而她,就是他的错路。
重来一回,杜妍原本以为,自己会问原因,或者是会缠着他更改决定。
可她深深望他一阵,看着他面部五官冷毅的弧度,最终所有的追问言语,都化作了无声。
她和他的情分远不如上一世,此时逼他,只会将他逼得更远而已。
“我知道了。”好不容易扯出来的笑容,勉强得连自己都撑不下去。杜妍听见自个的声音,似是自嘲,却有掩不住的黯然,“去郝洲这段日子,我也是去不成的。你还有事罢,我就不打扰了。”
转回头的一瞬,她脸上所有的笑容全部垮了下去,连迈出去的步子都有些发虚。
她才发现,原来最让人痛苦的事情,不是从未得到,而是眼看着自己离他越来越近,都瞧见了曙光,却重新堕入黑暗。
她想,就算她是个再忍得住的人,这一回,她也得缓缓。
“杜妍。”
将要走到门边之后,身后突然又响起了谢南安的声音。带着一点犹豫,于她而言却犹如天籁。

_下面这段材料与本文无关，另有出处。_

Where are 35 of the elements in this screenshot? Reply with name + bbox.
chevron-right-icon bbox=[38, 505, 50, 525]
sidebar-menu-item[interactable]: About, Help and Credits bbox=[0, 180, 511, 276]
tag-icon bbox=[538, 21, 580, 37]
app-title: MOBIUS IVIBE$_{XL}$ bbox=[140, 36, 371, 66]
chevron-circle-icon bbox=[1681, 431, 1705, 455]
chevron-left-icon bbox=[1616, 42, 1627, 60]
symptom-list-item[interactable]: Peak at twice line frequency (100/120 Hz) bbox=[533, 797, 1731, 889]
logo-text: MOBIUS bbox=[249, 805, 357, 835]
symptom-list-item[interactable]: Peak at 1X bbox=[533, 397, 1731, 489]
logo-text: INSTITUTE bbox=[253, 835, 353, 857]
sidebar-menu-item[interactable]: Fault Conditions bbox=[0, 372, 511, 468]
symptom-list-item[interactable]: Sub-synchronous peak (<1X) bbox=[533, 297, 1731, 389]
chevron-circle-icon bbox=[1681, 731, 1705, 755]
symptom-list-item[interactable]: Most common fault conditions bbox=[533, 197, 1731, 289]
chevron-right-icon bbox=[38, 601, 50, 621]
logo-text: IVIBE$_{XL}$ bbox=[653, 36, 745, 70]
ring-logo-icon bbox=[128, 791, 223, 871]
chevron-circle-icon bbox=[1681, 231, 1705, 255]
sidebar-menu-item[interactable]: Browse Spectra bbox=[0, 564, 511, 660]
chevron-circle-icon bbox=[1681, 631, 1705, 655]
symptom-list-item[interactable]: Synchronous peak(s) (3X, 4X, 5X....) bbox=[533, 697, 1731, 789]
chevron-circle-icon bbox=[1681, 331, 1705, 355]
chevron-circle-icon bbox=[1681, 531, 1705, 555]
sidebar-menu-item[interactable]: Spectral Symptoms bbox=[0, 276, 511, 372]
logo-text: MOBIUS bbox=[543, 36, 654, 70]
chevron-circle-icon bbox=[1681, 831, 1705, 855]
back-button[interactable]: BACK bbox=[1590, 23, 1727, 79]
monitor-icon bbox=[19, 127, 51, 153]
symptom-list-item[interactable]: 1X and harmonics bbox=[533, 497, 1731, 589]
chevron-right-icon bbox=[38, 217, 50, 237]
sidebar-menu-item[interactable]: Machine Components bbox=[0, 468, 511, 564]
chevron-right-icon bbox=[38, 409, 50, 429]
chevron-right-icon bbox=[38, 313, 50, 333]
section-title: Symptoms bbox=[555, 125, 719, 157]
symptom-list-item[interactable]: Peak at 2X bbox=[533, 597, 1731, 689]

她猛地转回头去,眼中跳跃的欣喜映亮了她的眼,“还有事?”
谢南安眸光微闪,沉默片刻后,张了张口,却是道了一句,“保重。”
她眼里的光亮一下子褪尽,如暗夜里万千星辰隐于乌云之后。
她牵了牵唇角,心底的失望化作无声的轻笑,“我晓得。”
房门就在眼前,她拉开门,慢慢走了出去。一步又一步,不曾回头,无法回头。
谢南安就立在原地,看着她渐行渐远的声音,脑子里莫名闪过些零碎画面,似乎是漫天风雪里,也有这么一个人,与他越行越远。
他的手攥成拳,松了又紧,紧了又松,薄唇抿成了一条线。此时夏日午后的阳光正媚,可映在他眼里的,恍惚是无尽无边的黯然风雪。为何明明是最正确的决定,他却没有半点如释重负的感觉,竟想要唤住杜妍,将所有的事情拨回原本的模样?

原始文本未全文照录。